LS Selon vous, on assiste à une opposition entre deux visions du judaïsme, entre une tradition d’accueil et une vision plus ethnique ?
JMLDans tous les pays de manière générale, les migrants nous obligent à nous poser des questions. Qui sommes-nous ? Qui souhaitons-nous être en tant que société ? Ce sont des questions qui se posent de manière universelle. La traduction israélienne de ces questions est la suivante : qu’est-ce que ça signifie d’être un État Juif ? Il y a une grande tradition juive, inspirée des textes, qui dit que l’étranger doit être traité de manière humaine, avec respect, car nous étions nous-mêmes des étrangers en terre d’Égypte. Notre histoire, le fait d’avoir été des étrangers dans les pays de la diaspora, nous permettent de savoir ce qu’est la souffrance d’être étranger. On aurait pu croire qu’une fois Israël devenue indépendant, on se souviendrait de nos textes et de notre histoire pour faire preuve d’une sensibilité humaine. Quand la Convention sur le statut de réfugiés est passée à l’ONU (en 1951), le délégué israélien a joué un rôle majeur, absolument fondamental, dans la manière dont cette Convention a été énoncée. Les organisations juives de diaspora aussi.

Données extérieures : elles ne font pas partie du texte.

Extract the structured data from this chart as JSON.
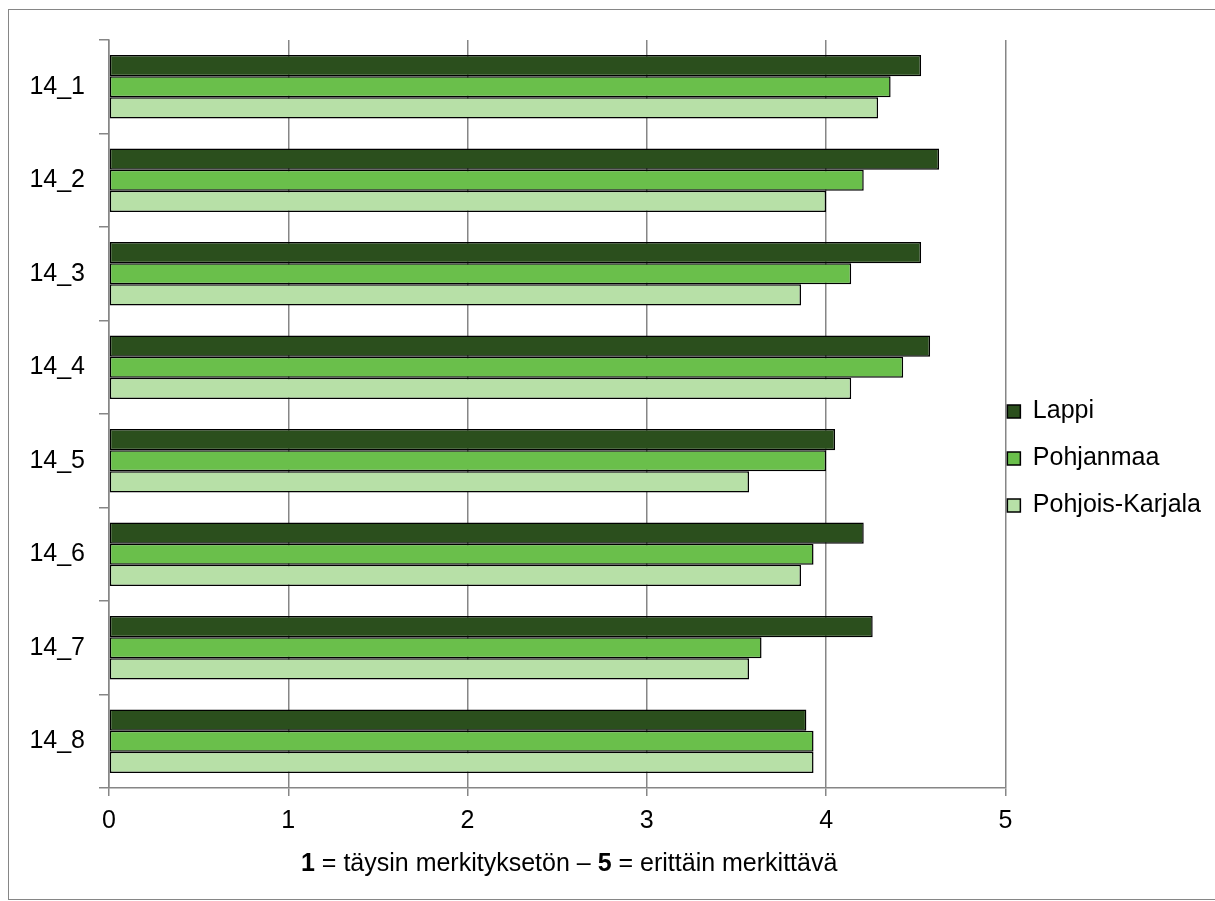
{
  "chart_data": {
    "type": "bar",
    "orientation": "horizontal",
    "xlabel": "1 = täysin merkityksetön – 5 = erittäin merkittävä",
    "categories": [
      "14_1",
      "14_2",
      "14_3",
      "14_4",
      "14_5",
      "14_6",
      "14_7",
      "14_8"
    ],
    "series": [
      {
        "name": "Lappi",
        "color": "#2b4f1d",
        "values": [
          4.53,
          4.63,
          4.53,
          4.58,
          4.05,
          4.21,
          4.26,
          3.89
        ]
      },
      {
        "name": "Pohjanmaa",
        "color": "#6abf4b",
        "values": [
          4.36,
          4.21,
          4.14,
          4.43,
          4.0,
          3.93,
          3.64,
          3.93
        ]
      },
      {
        "name": "Pohjois-Karjala",
        "color": "#b7e0a7",
        "values": [
          4.29,
          4.0,
          3.86,
          4.14,
          3.57,
          3.86,
          3.57,
          3.93
        ]
      }
    ],
    "xlim": [
      0,
      5
    ],
    "xticks": [
      0,
      1,
      2,
      3,
      4,
      5
    ],
    "grid": "x",
    "legend": "right"
  }
}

Mais il s’est passé 75 ans depuis la création de l’État d’Israël. Jusqu’à la fin des années 90, il n’y avait pas de demandeurs d’asile non juifs. La question ne s’est donc pas posée. Au fil des années, il y a eu ce durcissement, cette perception que le monde entier veut détruire Israël, qu’on doit ériger des murs autour de nous. Ce n’est pas un narratif totalement saugrenu : il y a une réalité stratégique. Il y a ce sentiment très répandu chez les Israéliens d’être vulnérables, à cause des pays qui nous entourent, ce sentiment qu’un jour les non-Juifs pourront nous vouloir du mal et donc qu’on doit se protéger démographiquement.
Mon attitude est tout autre, je suis religieux et je m’inspire des textes. Je crois que c’est surtout une question de perception : est-ce qu’on se sent vulnérables ou forts ? Avec le gouvernement actuel, on a le sentiment d’être au bord du gouffre. Mais de manière générale, j’ai une haute idée de la société israélienne. L’avenir sera avec nous et pour nous, donc je ne me sens pas du tout menacé par quelques dizaines de milliers de demandeurs d’asile. J’ai de vrais rapports d’amitié avec eux et je peux témoigner qu’ils apportent une réelle richesse à la société israélienne. Ils nous présentent à nous – Juifs israéliens – une réelle opportunité de déterminer quel pourrait être un rapport de l’État juif avec les étrangers, fait de sensibilité et de compassion.